We're trying to execute a batch insert into Azure Synapse (formerly Azure SQL Data warehouse). Problems are:
- Performance is abysmal (~1 second for insertion of one row of less than 2KB and 20-25 columns)
- It scales linearly (~90 seconds for 100 rows I think)
We're using standard JDBC batch insertion pattern addBatch()
& executeBatch()
with PreparedStatements
(https://stackoverflow.com/a/3786127/496289).
We're using JDBC driver provided by Microsoft.
We know what's wrong, in DB telemetry it's clear that DB is breaking the batch down and more or less running it as if it's in a for-loop. No batch "optimization".
Curiously, when the underlying data source is SQL Server, batch scales as expected.
Question is: Is there nothing in standard/spec that says executeBatch()
should scale better than linearly?
E.g. JDBC™ 4.3 Specification (JSR 221)
says it can improve performance, not it must.
CHAPTER 14 Batch Updates
The batch update facility allows multiple SQL statements to be submitted to a data source for processing at once.

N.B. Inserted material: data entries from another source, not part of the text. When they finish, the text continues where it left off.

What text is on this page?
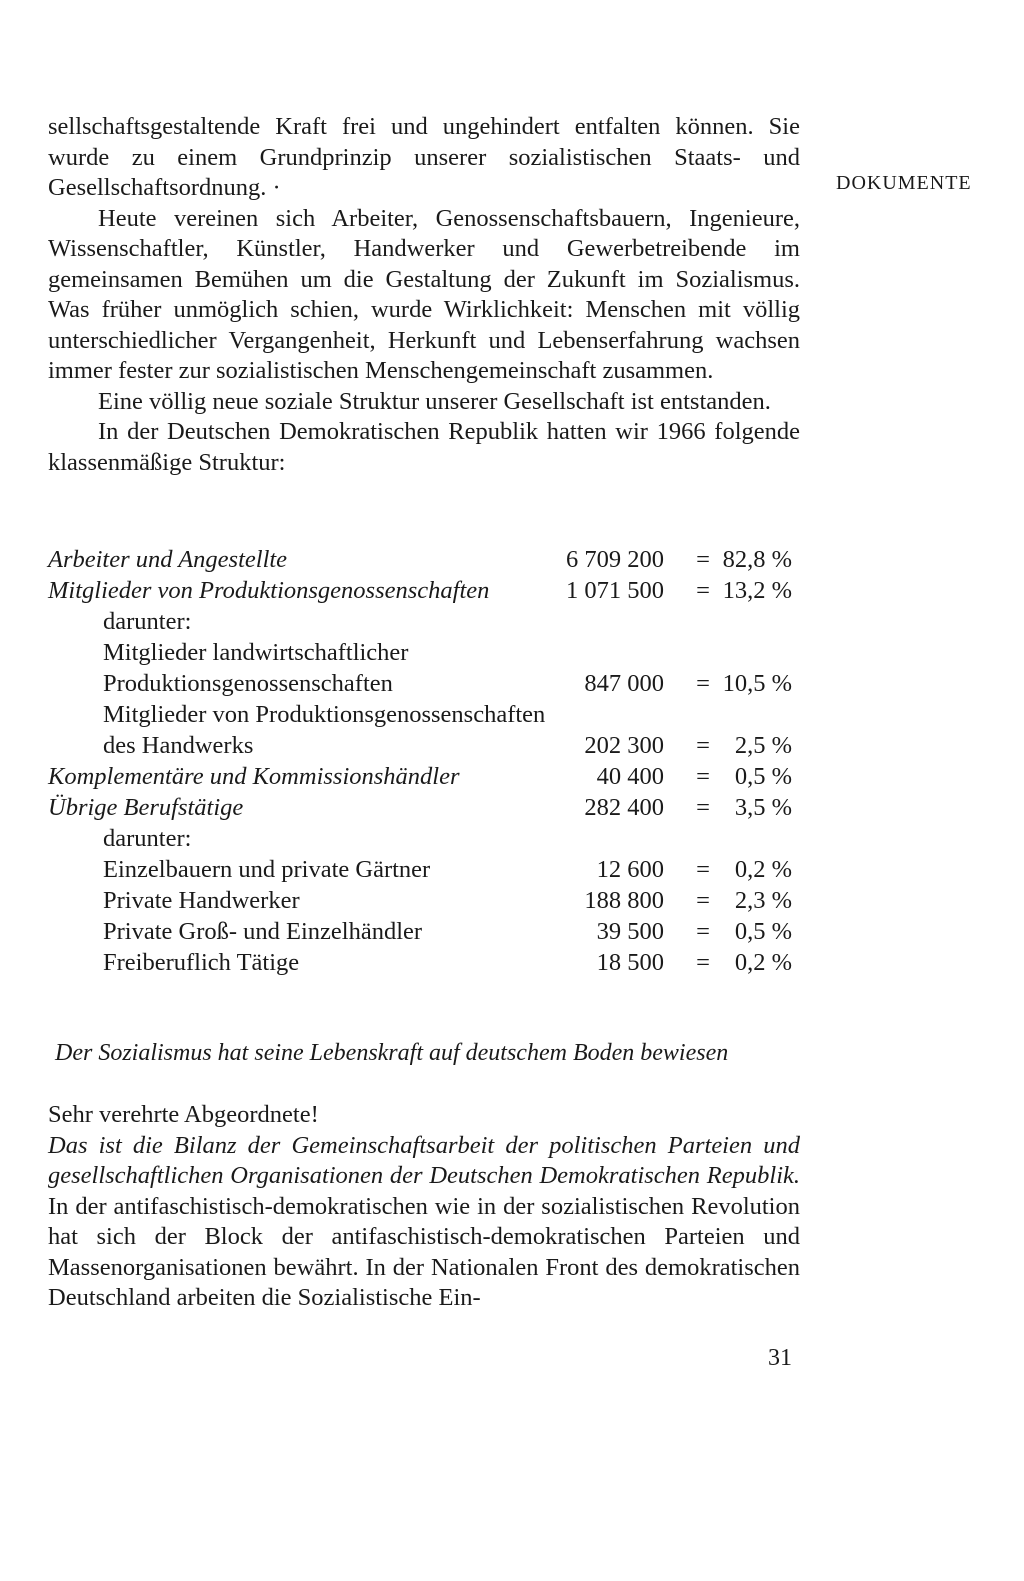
DOKUMENTE

sellschaftsgestaltende Kraft frei und ungehindert entfalten können. Sie wurde zu einem Grundprinzip unserer sozialistischen Staats- und Gesellschaftsordnung. ·

Heute vereinen sich Arbeiter, Genossenschaftsbauern, Ingenieure, Wissenschaftler, Künstler, Handwerker und Gewerbetreibende im gemeinsamen Bemühen um die Gestaltung der Zukunft im Sozialismus. Was früher unmöglich schien, wurde Wirklichkeit: Menschen mit völlig unterschiedlicher Vergangenheit, Herkunft und Lebenserfahrung wachsen immer fester zur sozialistischen Menschengemeinschaft zusammen.

Eine völlig neue soziale Struktur unserer Gesellschaft ist entstanden.

In der Deutschen Demokratischen Republik hatten wir 1966 folgende klassenmäßige Struktur:

Arbeiter und Angestellte	6 709 200 = 82,8 %
Mitglieder von Produktionsgenossenschaften	1 071 500 = 13,2 %
darunter:
Mitglieder landwirtschaftlicher
Produktionsgenossenschaften	847 000 = 10,5 %
Mitglieder von Produktionsgenossenschaften
des Handwerks	202 300 = 2,5 %
Komplementäre und Kommissionshändler	40 400 = 0,5 %
Übrige Berufstätige	282 400 = 3,5 %
darunter:
Einzelbauern und private Gärtner	12 600 = 0,2 %
Private Handwerker	188 800 = 2,3 %
Private Groß- und Einzelhändler	39 500 = 0,5 %
Freiberuflich Tätige	18 500 = 0,2 %
Der Sozialismus hat seine Lebenskraft auf deutschem Boden bewiesen

Sehr verehrte Abgeordnete!

Das ist die Bilanz der Gemeinschaftsarbeit der politischen Parteien und gesellschaftlichen Organisationen der Deutschen Demokratischen Republik. In der antifaschistisch-demokratischen wie in der sozialistischen Revolution hat sich der Block der antifaschistisch-demokratischen Parteien und Massenorganisationen bewährt. In der Nationalen Front des demokratischen Deutschland arbeiten die Sozialistische Ein-

31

Submitting multiple SQL statements, instead of individually, can greatly improve performance. Statement, PreparedStatement, and CallableStatement objects can be used to submit batch updates
14.1.4 PreparedStatement Objects
has no such explicit/implied statement to say batch mechanism is for better performance.
Should probably add that Azure Synapse is capable to loading 1 trillion rows of data (~450 GB in Parquet format) from Data lake in 17-26 minutes with 500 DWUs.